The secret addictions no one talks about- part 1: the addiction to anxiety, stress and depression. Blog #25

As a therapist and coach I have been specialising in depression, anxiety, addiction, self sabotage, traumas and phobias successfully ever since I started my career. Having spent a great deal of my life on the other side of the mirror I own an extensive insight about those imbalances. I have experienced first hand many facets and developments of severe depression and anxiety such as addiction, self sabotage, phobias, dyslexia, schizophrenia, bipolar disorder, borderline personality disorder (BPD), obsessive compulsive disorder (OCD), post traumatic stress disorder (PTSD), attention deficit disorder (ADHD), Pure OCD, Tourettes, Autism and so many other mental health labels as I have been essentially feasting on a gigantic (pardon my french) shit buffet for more than 25 years and experiencing tasters of all those labels.

The way I see it however, pretty much everything could be put under the umbrella of addiction if we can think of addiction on a more general level.

The most common addiction people come to see me for are addiction to: alcohol, drugs, cigarettes, food, sugar, porn and gambling. Less common are the addictions to power, popularity, winning, sex, shoplifting, social medias, gaming, mobile phone, work and the gym... This series of blogs will cover different category of addiction, but first let's remind ourselves of the basics of addiction.

Addiction 101

1-We need to feel connected. Depression is disconnection. Anxiety is the physical manifestation of being worried of not being able to cope with that disconnection. Nature abhors a vacuum, so a connection will be established to compensate for the disconnection in the form of an addiction. If we can't connect with ourselves/ the world/ people... we will connect to an addiction.

2-The brain is designed to create a comfort zone in which to keep us safe. The brain doesn't know about happy or healthy, just safety, and the only thing deemed safe for the brain is anything with a track record. So for instance if we have been feeling depressed and/or anxious for a long time, that will be our default mode, the chemical balance, the normality our subconscious mind will always bring us back to.

3-We are creatures of feelings and sensations (The emotional subconscious mind is 95% of our mind). So although everything starts with a thought, most of our thoughts are subconscious therefore emotional, which means that the emotional mind will always trump the conscious analytical mind. Which demonstrate furthermore how the vast majority of the mental health industry have been looking at the wrong place all along addressing the head instead of the heart.

So what does that mean ?

We essentially get addicted to our internal bio chemistry, the established patterns of hormonal rush any kind of addiction provides us with. The greater the disconnection and the deeper the feeling of powerlessness to being able to reconnect, the more excessive the mental and emotional imbalance.

The addiction to stress, anxiety and worries

Stress and anxiety are the reflection, the physical manifestations of fearful thoughts and are normal. Chronic stress and anxiety however are a habit stemmed from the repetition of those thoughts. A habit we can't get rid of is an addiction. Depression, stress and anxiety are by far the most common form of secret addiction people seek therapy and solace from.

We are not victim from external forces that instil stress, depression and/or anxiety in our body and mind. We are all subject to similar fluctuations in our environment daily yet some get affected more than others. Why ? Because of our filters, our triggers, the subconscious choice of reaction we choose to repeat and reinforce in the belief that this is our normality.

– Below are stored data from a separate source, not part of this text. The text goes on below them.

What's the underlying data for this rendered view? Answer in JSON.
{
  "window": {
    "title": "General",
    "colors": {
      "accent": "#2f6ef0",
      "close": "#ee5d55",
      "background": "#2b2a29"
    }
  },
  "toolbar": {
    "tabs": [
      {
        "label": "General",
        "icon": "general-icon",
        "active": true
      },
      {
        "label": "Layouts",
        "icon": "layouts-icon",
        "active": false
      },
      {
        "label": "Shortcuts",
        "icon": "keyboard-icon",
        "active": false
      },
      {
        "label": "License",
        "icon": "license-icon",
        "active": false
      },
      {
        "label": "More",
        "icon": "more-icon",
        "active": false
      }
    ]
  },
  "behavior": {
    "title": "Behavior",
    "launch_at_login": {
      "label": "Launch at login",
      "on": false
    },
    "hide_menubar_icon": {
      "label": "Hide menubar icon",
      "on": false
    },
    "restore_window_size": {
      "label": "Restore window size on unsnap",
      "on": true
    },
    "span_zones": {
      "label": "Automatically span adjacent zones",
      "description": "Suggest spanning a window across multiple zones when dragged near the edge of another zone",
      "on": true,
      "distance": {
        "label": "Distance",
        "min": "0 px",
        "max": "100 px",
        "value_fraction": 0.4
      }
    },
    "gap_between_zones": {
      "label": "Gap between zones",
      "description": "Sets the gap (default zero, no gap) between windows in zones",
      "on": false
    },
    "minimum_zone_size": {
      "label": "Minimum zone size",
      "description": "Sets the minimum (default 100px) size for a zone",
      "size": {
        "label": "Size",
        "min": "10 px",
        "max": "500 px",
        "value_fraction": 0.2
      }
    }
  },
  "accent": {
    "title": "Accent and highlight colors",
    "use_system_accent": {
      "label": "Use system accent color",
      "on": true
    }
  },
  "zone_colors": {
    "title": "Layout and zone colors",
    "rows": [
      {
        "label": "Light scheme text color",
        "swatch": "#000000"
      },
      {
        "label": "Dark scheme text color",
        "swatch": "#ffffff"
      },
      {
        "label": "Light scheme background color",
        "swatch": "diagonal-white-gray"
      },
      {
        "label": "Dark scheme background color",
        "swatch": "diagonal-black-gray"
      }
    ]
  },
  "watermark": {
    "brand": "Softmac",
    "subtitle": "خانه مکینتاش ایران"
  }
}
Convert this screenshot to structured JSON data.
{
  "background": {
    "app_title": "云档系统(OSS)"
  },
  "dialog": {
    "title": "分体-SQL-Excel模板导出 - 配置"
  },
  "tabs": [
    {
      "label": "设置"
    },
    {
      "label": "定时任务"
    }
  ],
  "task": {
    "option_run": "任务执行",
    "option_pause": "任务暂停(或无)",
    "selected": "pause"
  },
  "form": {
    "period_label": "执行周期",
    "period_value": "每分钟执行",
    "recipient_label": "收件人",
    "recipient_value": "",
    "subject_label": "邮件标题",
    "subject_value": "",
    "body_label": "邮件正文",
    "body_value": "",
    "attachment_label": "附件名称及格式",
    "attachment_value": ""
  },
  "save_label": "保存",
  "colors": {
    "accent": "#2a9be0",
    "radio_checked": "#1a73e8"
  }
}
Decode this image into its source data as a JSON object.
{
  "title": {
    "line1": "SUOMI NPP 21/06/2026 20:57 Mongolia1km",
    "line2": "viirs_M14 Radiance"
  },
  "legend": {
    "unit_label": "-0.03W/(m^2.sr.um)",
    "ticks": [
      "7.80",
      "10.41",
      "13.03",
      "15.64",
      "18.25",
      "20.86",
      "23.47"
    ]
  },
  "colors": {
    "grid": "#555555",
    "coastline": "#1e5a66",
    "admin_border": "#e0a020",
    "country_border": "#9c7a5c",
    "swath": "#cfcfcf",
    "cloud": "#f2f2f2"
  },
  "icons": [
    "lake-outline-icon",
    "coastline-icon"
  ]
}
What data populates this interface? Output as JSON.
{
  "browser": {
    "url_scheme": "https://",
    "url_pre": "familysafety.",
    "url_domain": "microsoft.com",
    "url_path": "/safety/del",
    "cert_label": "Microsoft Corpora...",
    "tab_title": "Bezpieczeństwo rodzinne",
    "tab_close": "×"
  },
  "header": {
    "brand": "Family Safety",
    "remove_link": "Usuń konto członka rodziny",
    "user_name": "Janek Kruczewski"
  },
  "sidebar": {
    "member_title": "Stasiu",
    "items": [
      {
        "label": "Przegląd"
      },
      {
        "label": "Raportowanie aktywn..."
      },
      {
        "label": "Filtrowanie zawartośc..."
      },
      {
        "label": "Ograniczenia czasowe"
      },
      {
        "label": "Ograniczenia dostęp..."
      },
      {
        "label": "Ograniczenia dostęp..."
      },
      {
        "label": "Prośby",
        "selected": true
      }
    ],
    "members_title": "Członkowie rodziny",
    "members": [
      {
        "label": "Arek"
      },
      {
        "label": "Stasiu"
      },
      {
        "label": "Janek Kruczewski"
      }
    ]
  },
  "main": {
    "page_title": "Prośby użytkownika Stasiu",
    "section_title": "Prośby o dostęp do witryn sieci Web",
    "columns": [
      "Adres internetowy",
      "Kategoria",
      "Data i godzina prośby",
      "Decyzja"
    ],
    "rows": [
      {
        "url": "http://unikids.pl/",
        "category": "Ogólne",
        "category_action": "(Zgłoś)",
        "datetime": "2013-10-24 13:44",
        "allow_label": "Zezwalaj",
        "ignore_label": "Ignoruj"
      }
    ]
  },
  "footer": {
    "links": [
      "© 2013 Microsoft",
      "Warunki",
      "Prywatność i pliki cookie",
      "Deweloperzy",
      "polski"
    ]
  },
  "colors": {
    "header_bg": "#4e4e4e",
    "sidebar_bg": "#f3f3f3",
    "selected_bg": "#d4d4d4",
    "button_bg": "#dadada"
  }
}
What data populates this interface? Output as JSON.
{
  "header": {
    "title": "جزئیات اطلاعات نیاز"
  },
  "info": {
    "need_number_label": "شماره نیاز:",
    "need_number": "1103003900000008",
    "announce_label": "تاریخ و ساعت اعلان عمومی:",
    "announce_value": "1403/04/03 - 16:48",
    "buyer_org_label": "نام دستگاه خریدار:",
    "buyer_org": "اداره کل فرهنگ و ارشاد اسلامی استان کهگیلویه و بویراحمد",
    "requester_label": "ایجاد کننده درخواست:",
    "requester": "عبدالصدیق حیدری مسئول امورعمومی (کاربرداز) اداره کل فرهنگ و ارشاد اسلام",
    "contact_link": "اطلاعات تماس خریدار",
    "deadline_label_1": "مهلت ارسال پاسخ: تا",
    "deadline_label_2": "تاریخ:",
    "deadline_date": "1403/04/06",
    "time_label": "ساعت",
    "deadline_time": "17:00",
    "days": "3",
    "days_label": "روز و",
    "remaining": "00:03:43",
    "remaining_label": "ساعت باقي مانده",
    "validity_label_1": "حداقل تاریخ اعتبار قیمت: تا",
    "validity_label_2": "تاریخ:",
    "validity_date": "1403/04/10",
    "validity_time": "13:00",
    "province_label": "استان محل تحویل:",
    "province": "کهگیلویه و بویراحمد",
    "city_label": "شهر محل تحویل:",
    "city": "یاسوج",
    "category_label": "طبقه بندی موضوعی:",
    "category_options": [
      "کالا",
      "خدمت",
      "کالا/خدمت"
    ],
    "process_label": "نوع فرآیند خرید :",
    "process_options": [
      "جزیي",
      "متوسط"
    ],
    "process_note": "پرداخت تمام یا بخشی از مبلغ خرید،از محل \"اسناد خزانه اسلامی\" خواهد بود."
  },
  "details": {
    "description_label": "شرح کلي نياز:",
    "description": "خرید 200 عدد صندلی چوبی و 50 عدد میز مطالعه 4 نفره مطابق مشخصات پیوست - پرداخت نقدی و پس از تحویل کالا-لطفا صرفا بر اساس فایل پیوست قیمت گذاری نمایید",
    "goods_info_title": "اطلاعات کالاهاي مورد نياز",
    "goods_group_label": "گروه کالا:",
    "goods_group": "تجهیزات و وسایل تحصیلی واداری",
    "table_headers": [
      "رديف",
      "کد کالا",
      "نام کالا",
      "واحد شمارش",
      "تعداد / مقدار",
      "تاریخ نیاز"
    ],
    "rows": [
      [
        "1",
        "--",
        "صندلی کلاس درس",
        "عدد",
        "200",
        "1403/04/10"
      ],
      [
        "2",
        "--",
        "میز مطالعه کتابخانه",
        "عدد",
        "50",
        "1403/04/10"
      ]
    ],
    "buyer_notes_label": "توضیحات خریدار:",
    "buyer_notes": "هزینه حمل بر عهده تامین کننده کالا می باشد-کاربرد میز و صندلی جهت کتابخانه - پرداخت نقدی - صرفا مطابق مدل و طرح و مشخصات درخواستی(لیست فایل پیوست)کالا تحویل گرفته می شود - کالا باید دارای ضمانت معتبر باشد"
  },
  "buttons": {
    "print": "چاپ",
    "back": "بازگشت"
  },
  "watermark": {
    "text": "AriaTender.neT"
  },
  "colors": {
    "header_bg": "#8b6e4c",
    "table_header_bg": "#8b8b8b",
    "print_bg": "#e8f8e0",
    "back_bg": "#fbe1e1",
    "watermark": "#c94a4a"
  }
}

We return to and stay and repeat those states as we get addicted to the chemical rush we experience as we suffer them. Remember, the brain doesn't know or care about happy or healthy... It is our subconscious automatic pilot that keeps on reactivating those triggers time and again. It is the triggers, the associations, the belief system we want to address in order to regain balance.

The drugs don't work

Many people still use drugs to treat depression and anxiety. Drugs have never fixed anything in that department. If there is a strategy in place drugs can help provide temporary relief until the patient is stable and able to start a recovery strategy. But I will repeat this always and again:" Drugs don't, never have and never will fix anything to do with mental and emotional imbalance and more often than not create complications".

All drugs have an effect in our body because those drugs exists already in our body. If they didn't they would be poison to us. Any drug from our body we create inside out. When we replace the production of those drugs/chemicals with external input we cease to produce them, therefore creating an imbalance that turns into another addiction. Trying to fix an addiction with another addiction is the most ludicrous concept ever shared by science.

One of my proud and favourite one liner when asked at social conventions "what do you do?" is "I heal people from depression, anxiety, addiction, self sabotage and traumaswithout drugs".

We can stop the habit of depression, anxiety and stress and start the habit of feeling good, feeling balanced and connected instead...

Life and everything we do is a habit. It is possible now and only for the last few years thanks to Marisa Peer and her revolutionary RTT protocol (Rapid Transformational Therapy) and the expansion of Mindset and Mindfulness coaching, to let go of all disempowering habits of thoughts, emotions and actions and literally choose the mental and emotional set up we want to own in order to create the life that we want.